The other and perhaps more important issue, then, is the granting of individual rights to corporations. This, too, does not concern me. Corporations already enjoy "rights" and privileges far exceding that which is granted to ordinary citizens. To enshrine this state of affairs in the law is to simply be transparent. If anything, this is beneficial, because blindness leads to complacency.

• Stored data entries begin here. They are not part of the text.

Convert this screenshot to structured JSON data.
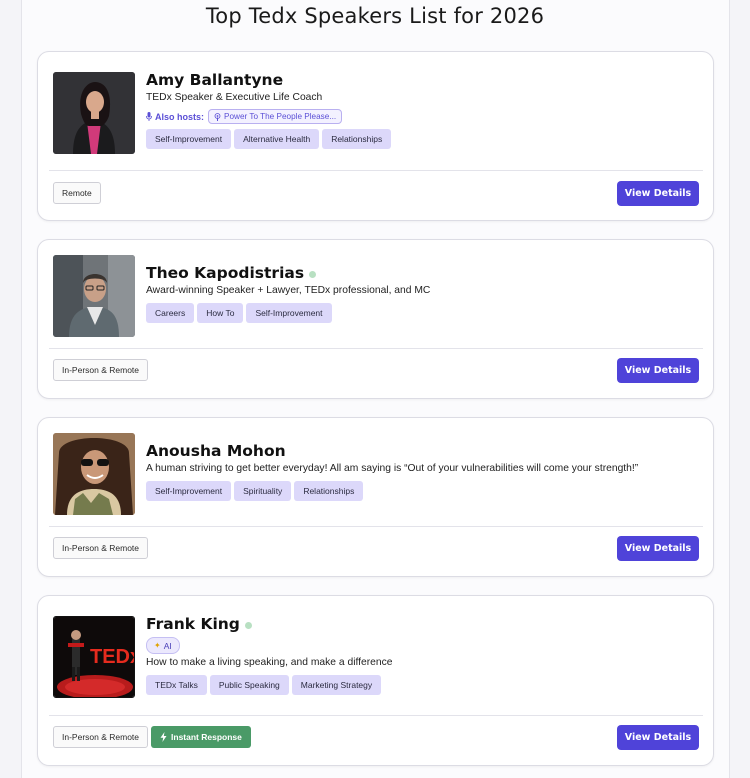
{
  "page": {
    "title": "Top Tedx Speakers List for 2026"
  },
  "speakers": [
    {
      "name": "Amy Ballantyne",
      "tagline": "TEDx Speaker & Executive Life Coach",
      "also_hosts_label": "Also hosts:",
      "podcast": "Power To The People Please...",
      "tags": [
        "Self-Improvement",
        "Alternative Health",
        "Relationships"
      ],
      "modes": [
        "Remote"
      ],
      "button": "View Details"
    },
    {
      "name": "Theo Kapodistrias",
      "tagline": "Award-winning Speaker + Lawyer, TEDx professional, and MC",
      "tags": [
        "Careers",
        "How To",
        "Self-Improvement"
      ],
      "modes": [
        "In-Person & Remote"
      ],
      "button": "View Details"
    },
    {
      "name": "Anousha Mohon",
      "tagline": "A human striving to get better everyday! All am saying is “Out of your vulnerabilities will come your strength!”",
      "tags": [
        "Self-Improvement",
        "Spirituality",
        "Relationships"
      ],
      "modes": [
        "In-Person & Remote"
      ],
      "button": "View Details"
    },
    {
      "name": "Frank King",
      "badge": "AI",
      "tagline": "How to make a living speaking, and make a difference",
      "tags": [
        "TEDx Talks",
        "Public Speaking",
        "Marketing Strategy"
      ],
      "modes": [
        "In-Person & Remote"
      ],
      "instant": "Instant Response",
      "button": "View Details",
      "photo_text": "TEDx"
    }
  ],
  "colors": {
    "accent": "#4f43d9",
    "tag_bg": "#dcd8fa",
    "instant": "#4a9a67",
    "online": "#b8e0c2"
  },
  "icons": [
    "microphone-icon",
    "podcast-icon",
    "sparkle-icon",
    "bolt-icon"
  ]
}
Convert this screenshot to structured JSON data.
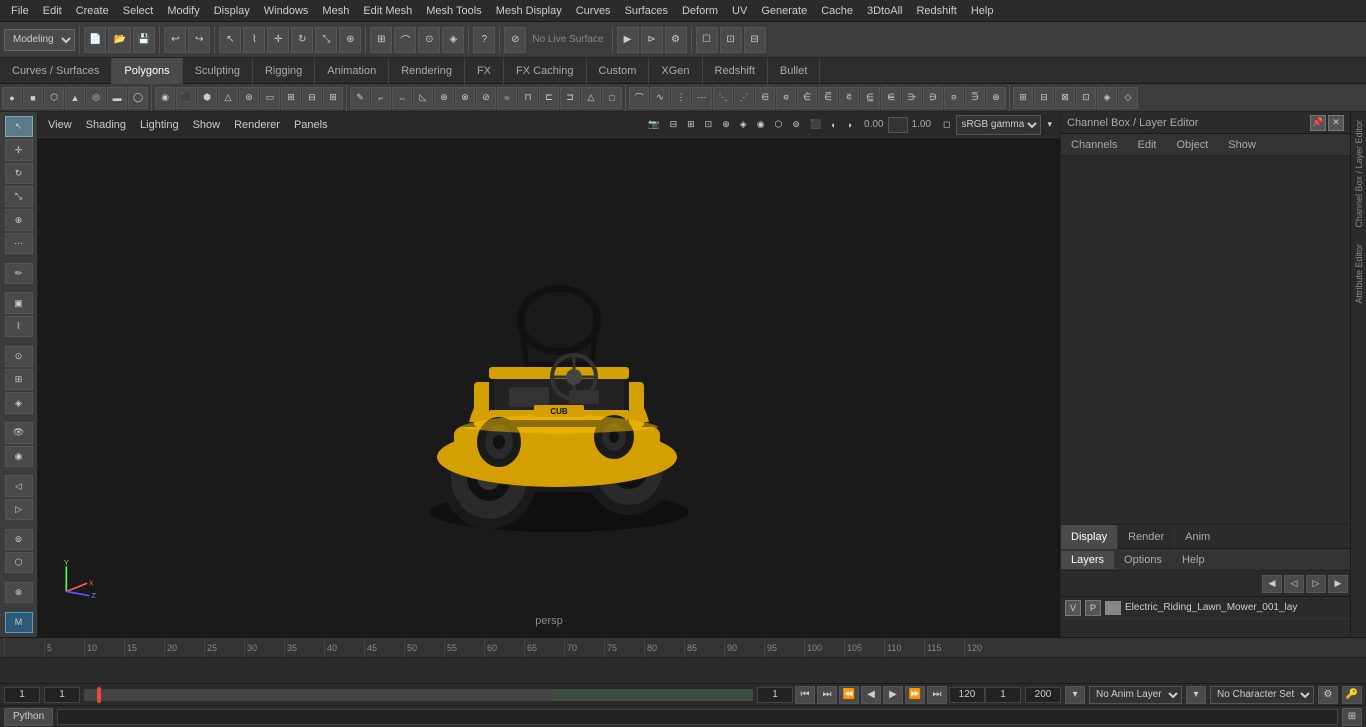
{
  "app": {
    "title": "Autodesk Maya"
  },
  "menu": {
    "items": [
      "File",
      "Edit",
      "Create",
      "Select",
      "Modify",
      "Display",
      "Windows",
      "Mesh",
      "Edit Mesh",
      "Mesh Tools",
      "Mesh Display",
      "Curves",
      "Surfaces",
      "Deform",
      "UV",
      "Generate",
      "Cache",
      "3DtoAll",
      "Redshift",
      "Help"
    ]
  },
  "toolbar": {
    "workspace_label": "Modeling",
    "live_surface_label": "No Live Surface"
  },
  "tabs": {
    "items": [
      "Curves / Surfaces",
      "Polygons",
      "Sculpting",
      "Rigging",
      "Animation",
      "Rendering",
      "FX",
      "FX Caching",
      "Custom",
      "XGen",
      "Redshift",
      "Bullet"
    ],
    "active": "Polygons"
  },
  "viewport": {
    "label": "persp",
    "menus": [
      "View",
      "Shading",
      "Lighting",
      "Show",
      "Renderer",
      "Panels"
    ],
    "gamma": "sRGB gamma",
    "camera_near": "0.00",
    "camera_far": "1.00"
  },
  "channel_box": {
    "title": "Channel Box / Layer Editor",
    "tabs": [
      "Channels",
      "Edit",
      "Object",
      "Show"
    ],
    "display_tabs": [
      "Display",
      "Render",
      "Anim"
    ],
    "active_display_tab": "Display",
    "layer_section": {
      "tabs": [
        "Layers",
        "Options",
        "Help"
      ],
      "active_tab": "Layers",
      "layer_row": {
        "v": "V",
        "p": "P",
        "name": "Electric_Riding_Lawn_Mower_001_lay"
      }
    }
  },
  "right_strip": {
    "labels": [
      "Channel Box / Layer Editor",
      "Attribute Editor"
    ]
  },
  "timeline": {
    "ticks": [
      "",
      "5",
      "10",
      "15",
      "20",
      "25",
      "30",
      "35",
      "40",
      "45",
      "50",
      "55",
      "60",
      "65",
      "70",
      "75",
      "80",
      "85",
      "90",
      "95",
      "100",
      "105",
      "110",
      "115",
      "120"
    ]
  },
  "playback": {
    "current_frame_left": "1",
    "current_frame_right": "1",
    "frame_display": "1",
    "range_start": "1",
    "range_end": "120",
    "range_start2": "120",
    "range_end2": "200",
    "anim_layer": "No Anim Layer",
    "char_set": "No Character Set",
    "buttons": [
      "⏮",
      "⏭",
      "⏪",
      "◀",
      "▶",
      "⏩",
      "⏭"
    ]
  },
  "status_bar": {
    "python_label": "Python",
    "command_placeholder": ""
  },
  "icons": {
    "select": "↖",
    "move": "✛",
    "rotate": "↻",
    "scale": "⤡",
    "snap": "⊙",
    "universal": "⊕",
    "soft": "⋯",
    "paint": "✏",
    "marquee": "▣",
    "lasso": "⌇",
    "axis_x": "X",
    "axis_y": "Y",
    "axis_z": "Z"
  }
}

The concept of individual rights is nothing more than rhetoric.  True, it has social implications and it is useful but in and of itself, it has no social referent.   It is empty.  The concept of rights was born in the realm of the hypothetical/philosophical and migrated into the domain of the political, where its primary use is to fabricate the illusion of democracy (an issue I have already discussed at length).  Thus, "rights" is a word used to make arguments, but not a social reality.  Occasionally the "rights" concept is used to challenge structures of domination by those who are oppressed; however, the challenge could easily be made without any such concept of "rights." Furthermore, the very concept of "rights" used to challenge the oppressors may be also used by the oppressors in return to coopt resistance movements, calm hostilities, and divert actions toward activities that maintain the status quo. Therefore, while the concept of "rights" may be used in power strugges, the concept itself is merely incidental to these struggles - the material with which these wars are waged, but not their driving force.

In the end, it does not matter what sorts of symbolic "rights" are granted to corporations.  The fact of the matter is that corporate interests (not necessarily unified) are the state, are the legislator, are the justice system.  Since the framework of "human rights" holds these very institutions responsible for the enforcement of rights (in fact, the only rights that can exist are those that can be protected by state and trans-statal legal apparatus), then "rights" can only exist in so far as they are guaranteed by dominant corporate interests - the very forces that exploit, alienate, and de-humanize a broad swath of humanity.


So that is why I say "who cares?" to the issue of corporations being granted individual rights:  because they are the guarantors of individual rights, and in that sense, already above individual rights, at a systemic level.